Last year, the Australian company’s share price jumped 142%, to AUS$28.37 ($21.70) from AUS$11.73 ($10.40) at the end of 2013. As a result, the company added $782 million to its market cap.

The Sapien transcatheter heart valve, that Edwards Lifesciences introduced to the market after winning FDA approval in 2011 helped drive the company’s business performance higher.

Last year, the California company’s share price jumped 94%, to $127.38 from $65.76 at the end of 2013. As a result, the company added $6.4 billion to its market cap.

Dexcom is in the business of making continuous glucose monitors and has made remote monitoring of patients with diabetes easier—especially when it comes to young children whose parents and caregivers want to be aware of their glucose levels.

Last year, the San Diego company’s share price jumped 55%, to $55.05 from $35.41 at the end of 2013. As a result, the company added $1.67 billion to its market cap.

ReproCELL is a stem cell company emerging as a venture out of the University of Tokyo and Kyoto University. The company commercialized the first human products, iPS cell products, in 2009. These cells are are “adult cells that have been genetically reprogrammed to an embryonic stem cell–like state by being forced to express genes and factors important for maintaining the defining properties of embryonic stem cells,” according to the National Institutes of Health.

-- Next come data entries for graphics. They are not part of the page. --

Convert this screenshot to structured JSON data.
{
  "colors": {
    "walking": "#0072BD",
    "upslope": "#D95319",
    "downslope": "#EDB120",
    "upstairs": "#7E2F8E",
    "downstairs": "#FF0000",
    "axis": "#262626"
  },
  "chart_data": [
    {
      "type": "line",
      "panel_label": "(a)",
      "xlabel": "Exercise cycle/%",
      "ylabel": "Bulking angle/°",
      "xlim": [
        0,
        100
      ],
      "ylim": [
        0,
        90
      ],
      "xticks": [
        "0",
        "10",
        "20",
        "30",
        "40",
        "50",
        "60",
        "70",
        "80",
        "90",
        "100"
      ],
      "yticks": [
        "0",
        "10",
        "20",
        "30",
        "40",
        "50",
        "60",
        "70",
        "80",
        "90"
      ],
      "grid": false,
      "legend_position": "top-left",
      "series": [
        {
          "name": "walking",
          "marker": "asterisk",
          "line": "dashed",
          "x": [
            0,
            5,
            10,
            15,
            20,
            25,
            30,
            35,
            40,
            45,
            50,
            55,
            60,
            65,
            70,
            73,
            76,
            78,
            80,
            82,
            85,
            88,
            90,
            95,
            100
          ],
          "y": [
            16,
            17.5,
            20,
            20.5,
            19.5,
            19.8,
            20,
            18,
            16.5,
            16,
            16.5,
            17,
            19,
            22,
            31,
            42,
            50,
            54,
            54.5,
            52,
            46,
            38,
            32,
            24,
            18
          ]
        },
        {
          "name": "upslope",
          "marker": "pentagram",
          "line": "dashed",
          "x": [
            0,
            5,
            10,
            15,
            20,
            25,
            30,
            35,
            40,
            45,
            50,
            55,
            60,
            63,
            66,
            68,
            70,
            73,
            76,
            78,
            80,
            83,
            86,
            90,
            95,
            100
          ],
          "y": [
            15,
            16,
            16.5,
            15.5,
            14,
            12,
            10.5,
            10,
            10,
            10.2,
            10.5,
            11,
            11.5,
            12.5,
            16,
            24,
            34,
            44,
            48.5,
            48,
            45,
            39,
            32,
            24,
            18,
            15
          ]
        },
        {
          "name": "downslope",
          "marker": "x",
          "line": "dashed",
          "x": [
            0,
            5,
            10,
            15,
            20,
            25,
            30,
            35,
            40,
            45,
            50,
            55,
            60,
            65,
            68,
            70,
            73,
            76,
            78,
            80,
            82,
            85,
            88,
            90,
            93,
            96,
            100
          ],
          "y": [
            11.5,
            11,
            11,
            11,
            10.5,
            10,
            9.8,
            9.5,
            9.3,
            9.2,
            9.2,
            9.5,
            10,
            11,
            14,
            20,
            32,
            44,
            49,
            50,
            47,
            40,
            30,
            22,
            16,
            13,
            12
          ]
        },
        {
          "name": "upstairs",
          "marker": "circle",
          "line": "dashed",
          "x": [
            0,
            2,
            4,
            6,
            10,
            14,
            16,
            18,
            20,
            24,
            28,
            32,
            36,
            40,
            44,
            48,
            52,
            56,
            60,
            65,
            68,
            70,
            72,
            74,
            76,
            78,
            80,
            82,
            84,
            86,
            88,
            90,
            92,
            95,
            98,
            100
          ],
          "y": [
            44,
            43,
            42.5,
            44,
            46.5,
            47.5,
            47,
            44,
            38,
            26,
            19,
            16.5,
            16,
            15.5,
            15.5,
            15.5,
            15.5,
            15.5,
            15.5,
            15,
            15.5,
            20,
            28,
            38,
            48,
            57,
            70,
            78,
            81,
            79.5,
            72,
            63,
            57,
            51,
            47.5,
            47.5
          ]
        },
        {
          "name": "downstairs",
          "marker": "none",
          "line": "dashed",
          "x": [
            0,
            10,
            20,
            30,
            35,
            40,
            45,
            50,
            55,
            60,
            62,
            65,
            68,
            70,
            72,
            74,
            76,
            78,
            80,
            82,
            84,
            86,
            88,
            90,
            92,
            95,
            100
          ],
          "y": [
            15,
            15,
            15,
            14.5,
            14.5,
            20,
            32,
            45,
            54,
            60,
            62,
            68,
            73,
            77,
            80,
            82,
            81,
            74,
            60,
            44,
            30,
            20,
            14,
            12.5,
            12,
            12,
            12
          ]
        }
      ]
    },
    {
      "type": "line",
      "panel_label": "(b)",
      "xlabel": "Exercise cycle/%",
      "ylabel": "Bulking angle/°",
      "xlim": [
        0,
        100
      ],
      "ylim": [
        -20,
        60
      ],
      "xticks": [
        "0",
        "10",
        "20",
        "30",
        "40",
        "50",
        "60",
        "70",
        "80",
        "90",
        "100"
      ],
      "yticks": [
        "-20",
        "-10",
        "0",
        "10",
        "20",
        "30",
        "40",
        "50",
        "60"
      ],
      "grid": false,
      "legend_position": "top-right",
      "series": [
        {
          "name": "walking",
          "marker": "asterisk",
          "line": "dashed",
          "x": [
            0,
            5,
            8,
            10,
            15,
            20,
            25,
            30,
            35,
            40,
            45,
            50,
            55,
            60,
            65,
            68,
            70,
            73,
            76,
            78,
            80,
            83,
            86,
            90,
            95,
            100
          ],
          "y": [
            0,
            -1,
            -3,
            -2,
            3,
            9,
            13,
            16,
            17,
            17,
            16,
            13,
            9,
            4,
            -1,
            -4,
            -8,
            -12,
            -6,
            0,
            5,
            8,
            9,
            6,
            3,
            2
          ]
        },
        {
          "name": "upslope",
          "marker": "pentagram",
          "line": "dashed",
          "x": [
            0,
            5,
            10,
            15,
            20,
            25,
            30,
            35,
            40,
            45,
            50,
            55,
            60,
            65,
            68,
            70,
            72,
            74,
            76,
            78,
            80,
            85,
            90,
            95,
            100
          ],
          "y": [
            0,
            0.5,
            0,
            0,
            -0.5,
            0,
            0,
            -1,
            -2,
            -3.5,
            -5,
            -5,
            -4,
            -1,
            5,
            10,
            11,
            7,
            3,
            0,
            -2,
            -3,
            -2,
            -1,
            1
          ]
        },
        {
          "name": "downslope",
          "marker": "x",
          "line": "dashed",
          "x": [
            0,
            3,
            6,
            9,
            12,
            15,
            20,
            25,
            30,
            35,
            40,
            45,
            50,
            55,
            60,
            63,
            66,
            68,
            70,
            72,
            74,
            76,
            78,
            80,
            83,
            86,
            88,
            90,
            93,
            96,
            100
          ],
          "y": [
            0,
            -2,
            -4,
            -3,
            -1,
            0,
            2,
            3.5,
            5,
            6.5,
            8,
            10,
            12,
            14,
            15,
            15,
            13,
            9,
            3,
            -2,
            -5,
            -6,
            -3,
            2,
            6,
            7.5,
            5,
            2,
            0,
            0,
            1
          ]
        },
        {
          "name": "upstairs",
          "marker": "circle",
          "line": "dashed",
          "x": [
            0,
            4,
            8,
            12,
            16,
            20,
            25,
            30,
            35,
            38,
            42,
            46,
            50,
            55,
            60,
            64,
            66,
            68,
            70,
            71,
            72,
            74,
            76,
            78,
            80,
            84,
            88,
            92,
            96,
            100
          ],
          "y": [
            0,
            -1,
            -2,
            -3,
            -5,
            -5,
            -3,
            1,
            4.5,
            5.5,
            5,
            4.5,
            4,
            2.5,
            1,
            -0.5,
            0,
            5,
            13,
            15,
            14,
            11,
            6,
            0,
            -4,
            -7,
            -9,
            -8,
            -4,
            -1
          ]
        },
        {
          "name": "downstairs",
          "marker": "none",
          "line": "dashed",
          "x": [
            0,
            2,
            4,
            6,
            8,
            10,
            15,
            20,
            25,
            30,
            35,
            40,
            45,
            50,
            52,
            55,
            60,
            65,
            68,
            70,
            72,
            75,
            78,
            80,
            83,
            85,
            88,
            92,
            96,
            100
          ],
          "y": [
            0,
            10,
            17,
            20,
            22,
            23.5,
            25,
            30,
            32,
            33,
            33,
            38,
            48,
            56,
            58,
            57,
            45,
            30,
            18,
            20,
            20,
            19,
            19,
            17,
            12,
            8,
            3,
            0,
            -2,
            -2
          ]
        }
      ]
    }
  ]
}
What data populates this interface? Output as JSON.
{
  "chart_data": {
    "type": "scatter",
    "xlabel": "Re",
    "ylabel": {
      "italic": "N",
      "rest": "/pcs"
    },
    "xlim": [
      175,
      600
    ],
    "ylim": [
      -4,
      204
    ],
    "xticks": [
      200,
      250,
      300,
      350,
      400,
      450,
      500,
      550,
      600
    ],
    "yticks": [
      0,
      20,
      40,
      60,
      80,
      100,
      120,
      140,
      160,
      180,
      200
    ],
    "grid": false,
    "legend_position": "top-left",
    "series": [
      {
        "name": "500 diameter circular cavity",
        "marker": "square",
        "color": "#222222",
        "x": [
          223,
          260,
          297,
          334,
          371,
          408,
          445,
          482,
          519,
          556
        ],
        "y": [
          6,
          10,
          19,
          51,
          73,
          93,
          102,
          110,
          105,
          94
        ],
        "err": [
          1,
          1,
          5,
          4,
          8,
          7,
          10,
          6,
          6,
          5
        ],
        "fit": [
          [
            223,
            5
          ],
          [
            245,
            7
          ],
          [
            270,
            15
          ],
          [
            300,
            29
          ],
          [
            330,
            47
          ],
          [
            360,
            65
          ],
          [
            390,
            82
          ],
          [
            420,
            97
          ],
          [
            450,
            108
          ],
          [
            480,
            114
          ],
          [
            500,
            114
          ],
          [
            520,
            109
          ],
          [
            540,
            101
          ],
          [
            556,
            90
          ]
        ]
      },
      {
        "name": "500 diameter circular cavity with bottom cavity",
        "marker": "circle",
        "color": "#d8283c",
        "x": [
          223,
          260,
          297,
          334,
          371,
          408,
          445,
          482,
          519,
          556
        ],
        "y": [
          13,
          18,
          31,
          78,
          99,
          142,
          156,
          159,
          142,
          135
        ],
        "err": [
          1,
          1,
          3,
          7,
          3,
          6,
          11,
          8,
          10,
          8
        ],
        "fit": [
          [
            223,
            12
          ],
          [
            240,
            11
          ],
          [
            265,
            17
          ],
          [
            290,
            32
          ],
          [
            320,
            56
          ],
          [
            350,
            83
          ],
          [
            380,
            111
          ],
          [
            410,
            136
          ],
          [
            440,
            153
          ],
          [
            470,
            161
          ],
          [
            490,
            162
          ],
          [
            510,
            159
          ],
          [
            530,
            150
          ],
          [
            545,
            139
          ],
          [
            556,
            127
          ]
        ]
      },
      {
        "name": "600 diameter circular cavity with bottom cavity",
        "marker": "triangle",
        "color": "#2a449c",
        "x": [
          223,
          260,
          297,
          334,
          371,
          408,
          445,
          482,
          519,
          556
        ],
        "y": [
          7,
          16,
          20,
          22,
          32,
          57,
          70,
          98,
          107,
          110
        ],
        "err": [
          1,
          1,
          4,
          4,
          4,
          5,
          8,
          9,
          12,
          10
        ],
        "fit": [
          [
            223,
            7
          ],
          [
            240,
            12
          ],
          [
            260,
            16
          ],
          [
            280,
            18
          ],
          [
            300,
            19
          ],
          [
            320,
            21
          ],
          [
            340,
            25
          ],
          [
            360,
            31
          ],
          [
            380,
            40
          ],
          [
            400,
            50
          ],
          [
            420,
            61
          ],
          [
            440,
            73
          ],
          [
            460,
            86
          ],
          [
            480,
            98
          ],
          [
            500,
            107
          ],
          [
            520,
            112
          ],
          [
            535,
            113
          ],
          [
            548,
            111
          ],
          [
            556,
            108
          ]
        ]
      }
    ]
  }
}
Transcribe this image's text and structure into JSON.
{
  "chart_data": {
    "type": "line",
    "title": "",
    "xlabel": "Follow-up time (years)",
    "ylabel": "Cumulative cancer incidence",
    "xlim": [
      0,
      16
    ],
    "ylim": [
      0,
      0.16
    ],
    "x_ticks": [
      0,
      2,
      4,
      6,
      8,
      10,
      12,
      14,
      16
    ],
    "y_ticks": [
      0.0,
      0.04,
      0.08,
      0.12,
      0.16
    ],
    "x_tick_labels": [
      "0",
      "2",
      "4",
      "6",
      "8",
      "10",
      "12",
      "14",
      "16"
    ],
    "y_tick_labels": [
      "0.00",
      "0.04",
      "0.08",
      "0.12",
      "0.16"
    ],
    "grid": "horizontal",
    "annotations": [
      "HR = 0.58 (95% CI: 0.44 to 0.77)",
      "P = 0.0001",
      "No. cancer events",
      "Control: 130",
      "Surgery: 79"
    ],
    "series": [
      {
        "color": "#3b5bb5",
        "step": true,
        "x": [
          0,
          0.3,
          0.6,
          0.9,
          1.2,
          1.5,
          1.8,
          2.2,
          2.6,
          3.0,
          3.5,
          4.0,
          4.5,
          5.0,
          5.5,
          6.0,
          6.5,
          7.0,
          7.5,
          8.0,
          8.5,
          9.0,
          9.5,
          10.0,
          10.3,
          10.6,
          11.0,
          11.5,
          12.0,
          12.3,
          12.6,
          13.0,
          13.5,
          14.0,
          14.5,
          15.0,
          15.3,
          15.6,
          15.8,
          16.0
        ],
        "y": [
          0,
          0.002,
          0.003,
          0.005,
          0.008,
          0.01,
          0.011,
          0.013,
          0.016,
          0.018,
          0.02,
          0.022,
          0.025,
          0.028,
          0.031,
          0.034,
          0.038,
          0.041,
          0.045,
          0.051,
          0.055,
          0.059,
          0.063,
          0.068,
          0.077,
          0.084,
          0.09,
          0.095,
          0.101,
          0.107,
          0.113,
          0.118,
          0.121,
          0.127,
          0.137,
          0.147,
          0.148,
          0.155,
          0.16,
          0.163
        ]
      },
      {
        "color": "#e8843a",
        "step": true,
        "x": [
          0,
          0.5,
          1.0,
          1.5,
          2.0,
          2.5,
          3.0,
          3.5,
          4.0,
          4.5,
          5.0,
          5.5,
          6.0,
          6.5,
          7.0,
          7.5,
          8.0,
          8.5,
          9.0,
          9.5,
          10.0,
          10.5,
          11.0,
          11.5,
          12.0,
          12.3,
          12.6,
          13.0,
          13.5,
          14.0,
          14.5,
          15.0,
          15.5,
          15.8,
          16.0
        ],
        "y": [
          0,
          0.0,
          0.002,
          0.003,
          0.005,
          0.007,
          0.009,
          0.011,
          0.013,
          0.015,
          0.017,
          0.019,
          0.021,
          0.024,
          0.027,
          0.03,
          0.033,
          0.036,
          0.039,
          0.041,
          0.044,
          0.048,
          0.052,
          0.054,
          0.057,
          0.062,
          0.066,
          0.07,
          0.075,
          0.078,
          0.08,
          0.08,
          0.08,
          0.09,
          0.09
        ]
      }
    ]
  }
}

Last year, the Japanese company’s share price plummetted 55%, to 773 Japanese yen ($6.48) from 1,725 Japanese yen ($16.38) at the end of 2013. As a result, the company lost $439 billion from its market cap.

Tandem Diabetes Care went public at the end of 2013 with great fanfare. The maker of the first touchscreen insulin pump raised $138 million through its IPO.

But 2014 wasn’t as kind. Last year, the San Diego company’s share price dropped 51%, to $12.70 from $25.77 at the end of 2013. As a result, the company lost $252 million from its market cap.

Getinge is in the business of infection control to health systems and also makes products to prevent contamination for life science companies.

Last year, the Swedish company’s share price dropped 19%, to 177.80 Swedish Krona ($20.75) from 220 Swedish Krona ($33.77) at the end of 2013. As a result, $2.18 billion was wiped out from its market cap.

Elekta makes products to help in the treatment of cancer and brain disorders. Specifically, it develops products for radiation therapy, radiosurgery, and brachytherapy.

Last year, the Swedish company’s share price dropped 19%, to 79.70 Swedish Krona ($11.48) from 98.35 Swedish Krona ($15.43) at the end of 2013. As a result, $1.6 billion was wiped out from its market cap.

William Demant makes products to aid in people’s hearing and communication. They include hearing devices, hearing implants, and diagnostic instruments.

Last year, the Swedish company’s share price dropped 11%, to 468.20 Danish Krone ($68.52) from 527 Danish Krone ($97.2) at the end of 2013. As a result, $1.6 billion was wiped out from its market cap.